US 11,984,035 B2
Decision assistance device and method for managing aerial conflicts
Rémy Soukarie, Rungis (FR); Andrei Purica, Rungis (FR); Dimitri Meunier, Rungis (FR); and Béatrice Pesquet, Rungis (FR)
Assigned to THALES, Courbevoie (FR)
Appl. No. 17/778,851
Filed by THALES, Courbevoie (FR)
PCT Filed Nov. 23, 2020, PCT No. PCT/EP2020/083049
§ 371(c)(1), (2) Date May 22, 2022,
PCT Pub. No. WO2021/105055, PCT Pub. Date Jun. 3, 2021.
Claims priority of application No. 1913153 (FR), filed on Nov. 25, 2019.
Prior Publication US 2022/0415189 A1, Dec. 29, 2022
Int. Cl. G08G 5/00 (2006.01); G06N 3/084 (2023.01); G08G 5/04 (2006.01)
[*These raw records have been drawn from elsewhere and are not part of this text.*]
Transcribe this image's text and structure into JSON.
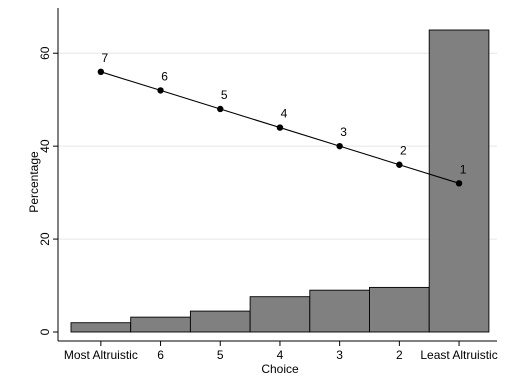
{
  "chart_data": {
    "type": "bar",
    "title": "",
    "xlabel": "Choice",
    "ylabel": "Percentage",
    "categories": [
      "Most Altruistic",
      "6",
      "5",
      "4",
      "3",
      "2",
      "Least Altruistic"
    ],
    "ylim": [
      0,
      65
    ],
    "yticks": [
      0,
      20,
      40,
      60
    ],
    "grid": true,
    "series": [
      {
        "kind": "bar",
        "values": [
          2,
          3.2,
          4.5,
          7.6,
          9,
          9.6,
          65
        ],
        "color": "#808080"
      },
      {
        "kind": "line",
        "values": [
          56,
          52,
          48,
          44,
          40,
          36,
          32
        ],
        "point_labels": [
          "7",
          "6",
          "5",
          "4",
          "3",
          "2",
          "1"
        ],
        "color": "#000000"
      }
    ]
  }
}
CPC G08G 5/0043 (2013.01) [G06N 3/084 (2013.01); G08G 5/0026 (2013.01); G08G 5/0039 (2013.01); G08G 5/045 (2013.01)] 10 Claims
OG exemplary drawing
 
1. A device for managing air traffic, in an airspace comprising a reference aircraft and at least one other aircraft, the device using a three-dimensional representation of the airspace at a time when an air conflict is detected between the reference aircraft and said at least one other aircraft, the device comprising:
an airspace-encoding unit configured to determine a reduced-dimension representation of the airspace by applying a recurrent autoencoder to said three-dimensional representation of the airspace at said air-conflict detection time;
a decision-assisting unit configured to determine a conflict-resolution action to be implemented by said reference aircraft, said decision-assisting unit implementing a deep-reinforcement-learning algorithm to determine said action on the basis of said reduced-dimension representation of the airspace, of information relating to said reference aircraft and/or said at least one other aircraft, and of a geometry corresponding to said air conflict,
and in that said deep-reinforcement-learning algorithm is trained beforehand to approximate a reward function for a given representation of a scenario in the airspace at the time when a conflict is detected, said action corresponding to an optimum strategy that maximizes said reward function in the training phase.